Having won the German elections with five seats short from a majority in the Bundestag, the CDU/CSU needs to find a coalition partner. Negotiations are expected to take weeks if not months. At this time, it is expected that the CDU/CSU will enter a “Grand Coalition” with the SPD once again (as in 2005). Officials in Europe (whether in Brussels, Athens, or Madrid) have hopes for a grand coalition that would ease Merkel’s austerity stance.
The SPD and the CDU have different visions for Europe. Chancellor Angela Merkel favors less Brussels interference and more national sovereignty (not far from the views of British Prime Minister David Cameron); the SPD sees an increased role for officials of the European Union.
The SPD is advocating for more solidarity with the Southern countries and easing of the austerity measures. Peer Steinbrück has even called for a new Marshall Plan to rescue the troubled Club-Med countries. That is far-fetched for Merkel, who opposes a European banking union or the issuing of Eurobonds. She says this will lead to a “European debt Union, where the German taxpayer would need to take over almost all the debt of other countries.” Steinbrück agrees with some of that: “we never said Eurobonds with no conditionality. Nobody would simply hand over their credit cards without any demands. And the demands may be difficult for some countries – including Germany – because they imply more sovereignty transfers to Brussels.”
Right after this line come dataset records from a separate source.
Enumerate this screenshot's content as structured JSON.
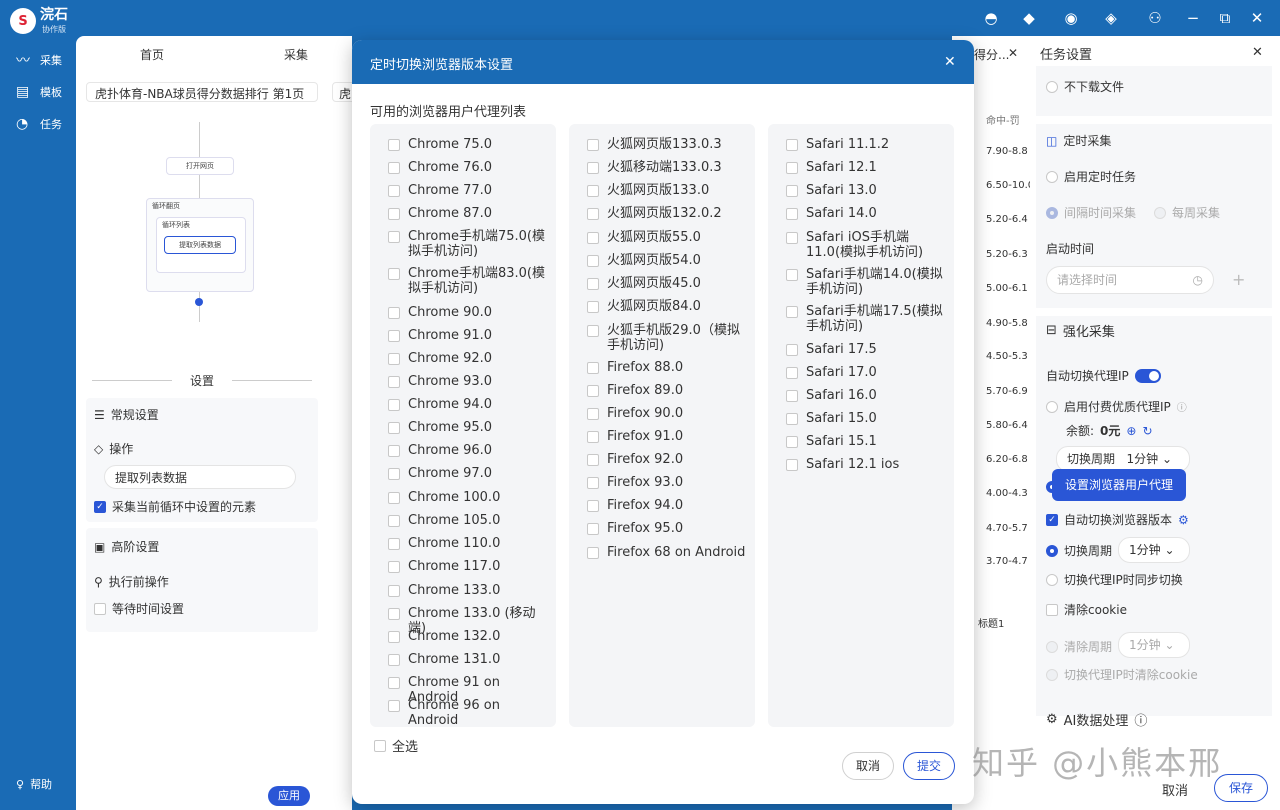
{
  "app": {
    "name": "浣石",
    "edition": "协作版"
  },
  "nav": [
    {
      "label": "采集",
      "icon": "collect-icon"
    },
    {
      "label": "模板",
      "icon": "template-icon"
    },
    {
      "label": "任务",
      "icon": "task-icon"
    }
  ],
  "help": "帮助",
  "tabs": [
    "首页",
    "采集",
    "得分...",
    "虎"
  ],
  "page_title": "虎扑体育-NBA球员得分数据排行 第1页",
  "flow": {
    "open": "打开网页",
    "loop_page": "循环翻页",
    "loop_list": "循环列表",
    "extract": "提取列表数据"
  },
  "settings": {
    "title": "设置",
    "general": "常规设置",
    "operation": "操作",
    "op_value": "提取列表数据",
    "collect_current": "采集当前循环中设置的元素",
    "advanced": "高阶设置",
    "pre_action": "执行前操作",
    "wait": "等待时间设置",
    "apply": "应用"
  },
  "dialog": {
    "title": "定时切换浏览器版本设置",
    "subtitle": "可用的浏览器用户代理列表",
    "col1": [
      "Chrome 75.0",
      "Chrome 76.0",
      "Chrome 77.0",
      "Chrome 87.0",
      "Chrome手机端75.0(模拟手机访问)",
      "Chrome手机端83.0(模拟手机访问)",
      "Chrome 90.0",
      "Chrome 91.0",
      "Chrome 92.0",
      "Chrome 93.0",
      "Chrome 94.0",
      "Chrome 95.0",
      "Chrome 96.0",
      "Chrome 97.0",
      "Chrome 100.0",
      "Chrome 105.0",
      "Chrome 110.0",
      "Chrome 117.0",
      "Chrome 133.0",
      "Chrome 133.0 (移动端)",
      "Chrome 132.0",
      "Chrome 131.0",
      "Chrome 91 on Android",
      "Chrome 96 on Android"
    ],
    "col2": [
      "火狐网页版133.0.3",
      "火狐移动端133.0.3",
      "火狐网页版133.0",
      "火狐网页版132.0.2",
      "火狐网页版55.0",
      "火狐网页版54.0",
      "火狐网页版45.0",
      "火狐网页版84.0",
      "火狐手机版29.0（模拟手机访问)",
      "Firefox 88.0",
      "Firefox 89.0",
      "Firefox 90.0",
      "Firefox 91.0",
      "Firefox 92.0",
      "Firefox 93.0",
      "Firefox 94.0",
      "Firefox 95.0",
      "Firefox 68 on Android"
    ],
    "col3": [
      "Safari 11.1.2",
      "Safari 12.1",
      "Safari 13.0",
      "Safari 14.0",
      "Safari iOS手机端11.0(模拟手机访问)",
      "Safari手机端14.0(模拟手机访问)",
      "Safari手机端17.5(模拟手机访问)",
      "Safari 17.5",
      "Safari 17.0",
      "Safari 16.0",
      "Safari 15.0",
      "Safari 15.1",
      "Safari 12.1 ios"
    ],
    "select_all": "全选",
    "cancel": "取消",
    "submit": "提交"
  },
  "table": {
    "header": "命中-罚",
    "rows": [
      "7.90-8.8",
      "6.50-10.0",
      "5.20-6.4",
      "5.20-6.3",
      "5.00-6.1",
      "4.90-5.8",
      "4.50-5.3",
      "5.70-6.9",
      "5.80-6.4",
      "6.20-6.8",
      "4.00-4.3",
      "4.70-5.7",
      "3.70-4.7"
    ],
    "footer": "标题1"
  },
  "task": {
    "title": "任务设置",
    "no_download": "不下载文件",
    "schedule": "定时采集",
    "enable_schedule": "启用定时任务",
    "interval": "间隔时间采集",
    "weekly": "每周采集",
    "start_time": "启动时间",
    "time_placeholder": "请选择时间",
    "enhance": "强化采集",
    "auto_proxy": "自动切换代理IP",
    "paid_proxy": "启用付费优质代理IP",
    "balance_label": "余额:",
    "balance_value": "0元",
    "period": "切换周期",
    "period_value": "1分钟",
    "tooltip": "设置浏览器用户代理",
    "auto_browser": "自动切换浏览器版本",
    "sync_switch": "切换代理IP时同步切换",
    "clear_cookie": "清除cookie",
    "clear_period": "清除周期",
    "clear_on_switch": "切换代理IP时清除cookie",
    "ai": "AI数据处理",
    "cancel": "取消",
    "save": "保存"
  },
  "watermark": "知乎 @小熊本邢"
}
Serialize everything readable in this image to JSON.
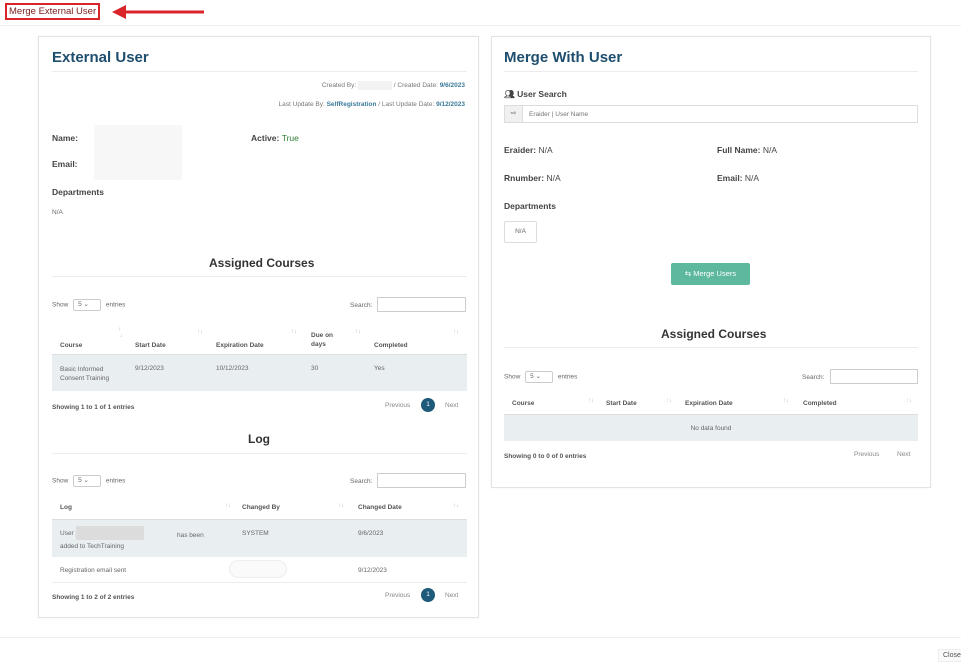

The New York Times reported that the election result is seen as a victory for austerity. Is this what the German citizens have voted for? Are they simply pleased with economic stability and a budget surplus (for the first time in decades) during times of economic struggle for others? Will continued austerity for the Southern countries be a consequence of the German vote? Alternatively, can the SPD change the approaches of Merkel and her finance minister, Wolfgang Schäuble? European officials have postponed discussions and decisions on any important legislation until after the German elections. Now that those are over, will there be a European banking union? And if so, will it lead to less political sovereignty and more EU oversight?
EuroPoint: The German election outcome for the European Union is unknown. The devil is in the details, and those details are subject to coalition negotiations.